Hunderte unbesetzte Stellen durch Krankenstand und Erwerbsminderungsverrentung
Die hohen Krankenstände und der hohe Grad an Erwerbsminderungsverrentung entziehen dem Pflegemarkt Arbeitskräfte. Würden unter Pflegekräften die gleichen Krankenstände und Frühverrentungsraten bestehen wie in anderen Berufsgruppen, wären allein in Berlin über 1.200 Pflegestellen mehr besetzt, in Brandenburg 680 und bundesweit rund 26.000. „Es ist ein Alarmzeichen, dass die hohen Arbeitsbelastungen in der Alten- und Krankenpflege sich so massiv auf die Gesundheit der Beschäftigten auswirken.
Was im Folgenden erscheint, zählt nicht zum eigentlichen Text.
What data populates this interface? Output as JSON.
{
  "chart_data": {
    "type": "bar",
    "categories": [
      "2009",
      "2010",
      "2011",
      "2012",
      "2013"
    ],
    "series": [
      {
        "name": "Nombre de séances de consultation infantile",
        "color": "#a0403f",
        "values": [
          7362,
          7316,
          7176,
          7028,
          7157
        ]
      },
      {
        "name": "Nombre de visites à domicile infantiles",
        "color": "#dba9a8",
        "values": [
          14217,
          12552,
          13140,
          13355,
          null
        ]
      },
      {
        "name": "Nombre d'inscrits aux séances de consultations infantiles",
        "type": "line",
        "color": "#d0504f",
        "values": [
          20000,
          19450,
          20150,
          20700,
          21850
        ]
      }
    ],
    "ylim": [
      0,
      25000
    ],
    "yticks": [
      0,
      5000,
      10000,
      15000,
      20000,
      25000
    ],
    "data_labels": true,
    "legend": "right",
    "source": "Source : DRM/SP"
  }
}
Einen solchen Verschleiß können wir uns in der Pflegebranche nicht leisten“, sagt Gabriela Leyh, Landesgeschäftsführerin der Barmer Berlin/Brandenburg. „Wenn den Beschäftigten geholfen und Fachkräfte gehalten werden sollen, müssen Träger und Einrichtungen stärker und kontinuierlich auf Konzepte des betrieblichen Gesundheitsmanagements setzen, die Stress reduzieren, Achtsamkeit fördern und Wertschätzung erfahrbar machen.“ Sofortmaßnahmen zur gesundheitlichen Prävention für Pflegekräfte, die in der Corona-Pandemie digital umgesetzt werden, bietet der Verband der Ersatzkassen (vdek) im Rahmen des Programms MEHRWERT:PFLEGE an.